One of the big differentiating factors for mobile versus desktop or other platforms, is the idea of time spent. This is a big misnomer as a KPI on mobile. Agencies often want to drive campaigns based upon how much time people are spending interacting. We don’t find that time spent is the best KPI. If you can engage a user in five seconds—if they go through the entire experience and you get them to want to share the content—you have engaged them, in a matter of seconds.
We see that it is important to be more sensitive to the issue of time on mobile. Often we see that people use mobile during “found time,” which is a couple of minutes on the bus or waiting for an appointment. Mobile demands quick hits that are just as powerful as longer times spent on other devices. The trick is in designing those experiences that last less than a minute, or even just a few seconds, to deliver impact and engagement.
Q: Describe one of your recent or upcoming mobile campaigns that you think is particularly innovative and why it worked.
A: We recently did a campaign with Infiniti promoting the Q50 vehicle. What’s interesting about the Q50 is its intuitive features: You step into the car and it knows all of the personalized features you like such as seat and mirror position.
Given how personalized the Q50 experience is, we wanted to create a similar ad experience that knew the user and that was intuitive about them as well. With our database targeting we are able to identify our print readers through our partnership with Apple and on Facebook and Twitter, et cetera. We developed an experience that gave users not only content from their favorite brands but also content tailored to their specific taste. So if we identified a mobile user as a Time reader who likes technology, the ad unit would contain a bunch of tech articles. A business enthusiast would get business news articles. We tailored this experience so that it leveraged the right brand with the right reader, but also the exact right content.
This campaign was extremely successful. By delivering the right content through the ad experience, we saw engagement levels lifted three to five times.
Q: What is working in mobile advertising, and what do we need more of, in order to drive success?
A: I think that mobile is getting a lot less clunky and more sophisticated, which is a good thing for users and the industry. A few years ago, there was marketer resistance around investing in mobile because experiences on the desktop, with flash and sexy animations, couldn’t be replicated on mobile. Now we are seeing beautiful, rich experiences on mobile that have excited a lot of marketers. These improvements have fueled their interest in investing in mobile and is making it a larger part of their multimedia platform spend.
However, we still need less fragmentation and more simplicity. Mobile is still a challenging landscape to navigate. With different devices and different operating systems, mobile is a much more complex environment to run a rich media experience in and to format them to work properly. All that device and screen variation is holding us back.
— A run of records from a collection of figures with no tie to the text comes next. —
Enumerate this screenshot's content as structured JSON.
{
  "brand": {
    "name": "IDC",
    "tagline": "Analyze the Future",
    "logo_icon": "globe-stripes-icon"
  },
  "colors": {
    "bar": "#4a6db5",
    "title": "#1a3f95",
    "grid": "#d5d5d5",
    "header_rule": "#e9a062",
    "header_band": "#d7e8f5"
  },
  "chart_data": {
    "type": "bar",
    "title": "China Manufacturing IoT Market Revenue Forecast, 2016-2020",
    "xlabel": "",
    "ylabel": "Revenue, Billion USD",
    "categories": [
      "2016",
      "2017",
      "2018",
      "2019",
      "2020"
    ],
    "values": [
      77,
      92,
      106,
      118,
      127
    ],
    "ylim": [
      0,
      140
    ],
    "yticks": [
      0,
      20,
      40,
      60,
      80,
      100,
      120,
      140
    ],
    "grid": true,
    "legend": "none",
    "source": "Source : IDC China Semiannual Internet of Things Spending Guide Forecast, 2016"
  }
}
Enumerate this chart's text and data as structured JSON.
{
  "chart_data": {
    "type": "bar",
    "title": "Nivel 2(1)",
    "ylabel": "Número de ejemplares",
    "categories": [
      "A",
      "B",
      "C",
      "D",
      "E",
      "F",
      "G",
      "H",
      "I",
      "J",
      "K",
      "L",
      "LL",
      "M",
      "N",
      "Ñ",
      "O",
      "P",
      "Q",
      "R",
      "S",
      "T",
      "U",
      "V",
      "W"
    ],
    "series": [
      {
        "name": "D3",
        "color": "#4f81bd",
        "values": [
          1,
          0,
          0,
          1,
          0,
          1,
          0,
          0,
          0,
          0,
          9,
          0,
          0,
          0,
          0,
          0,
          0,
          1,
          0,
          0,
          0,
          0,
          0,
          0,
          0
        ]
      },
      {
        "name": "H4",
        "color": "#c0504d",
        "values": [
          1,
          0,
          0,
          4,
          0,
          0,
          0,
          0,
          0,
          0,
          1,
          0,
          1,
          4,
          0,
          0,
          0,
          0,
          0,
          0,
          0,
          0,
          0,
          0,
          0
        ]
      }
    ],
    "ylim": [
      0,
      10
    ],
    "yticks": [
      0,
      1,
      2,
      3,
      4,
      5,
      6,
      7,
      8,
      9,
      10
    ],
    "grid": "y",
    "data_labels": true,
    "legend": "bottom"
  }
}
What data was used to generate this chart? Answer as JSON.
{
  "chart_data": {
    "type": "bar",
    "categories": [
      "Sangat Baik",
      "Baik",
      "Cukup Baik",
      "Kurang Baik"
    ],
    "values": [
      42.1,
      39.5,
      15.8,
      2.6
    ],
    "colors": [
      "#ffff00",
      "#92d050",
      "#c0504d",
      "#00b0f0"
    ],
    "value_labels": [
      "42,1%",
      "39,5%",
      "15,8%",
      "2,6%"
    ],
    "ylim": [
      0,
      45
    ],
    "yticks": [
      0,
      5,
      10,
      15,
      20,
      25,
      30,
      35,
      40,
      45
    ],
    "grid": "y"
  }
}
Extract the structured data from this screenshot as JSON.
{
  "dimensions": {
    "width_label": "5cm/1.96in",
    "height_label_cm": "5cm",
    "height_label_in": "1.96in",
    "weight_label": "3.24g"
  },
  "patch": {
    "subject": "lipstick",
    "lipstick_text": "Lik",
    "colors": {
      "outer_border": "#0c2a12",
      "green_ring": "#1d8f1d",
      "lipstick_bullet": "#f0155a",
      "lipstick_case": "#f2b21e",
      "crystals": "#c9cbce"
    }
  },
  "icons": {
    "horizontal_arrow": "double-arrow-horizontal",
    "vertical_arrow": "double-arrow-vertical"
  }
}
Devices and operating systems will keep on coming and we need to simplify it for the marketing and advertising community. We have made progress over the past year. I’ve seen a lot more publishers and agencies adopting IAB Rising Star units, which has been a big help for the mobile advertising industry. The more we can establish standards, the more it will help everyone. Within the structure of standards, we will be able to innovate even more.
Sol Masch, Director of Corporate Mobile Sales & Strategy for Time Inc., is responsible for mobile ad monetization across Time Inc.’s network of 32 million monthly mobile users – including brands such as People, Entertainment Weekly, InStyle, TIME, Sports Illustrated, Real Simple, Health, Travel & Leisure and Food & Wine. Prior to joining Time Inc., Masch served as the Mobile Advertising Director for Viacom Media Networks. In this role, he built Viacom’s mobile business from $0 into a multimillion dollar business. Previously, Masch was co-owner of Not13, a full service mobile marketing agency and content provider dedicated to providing interactive campaigns and services on mobile devices for Elektra Records and Fuse TV.
Note: This Q&A is part of OPA’s “Three on Three” series where we ask three industry executives the same three questions on a topic to uncover actionable insights.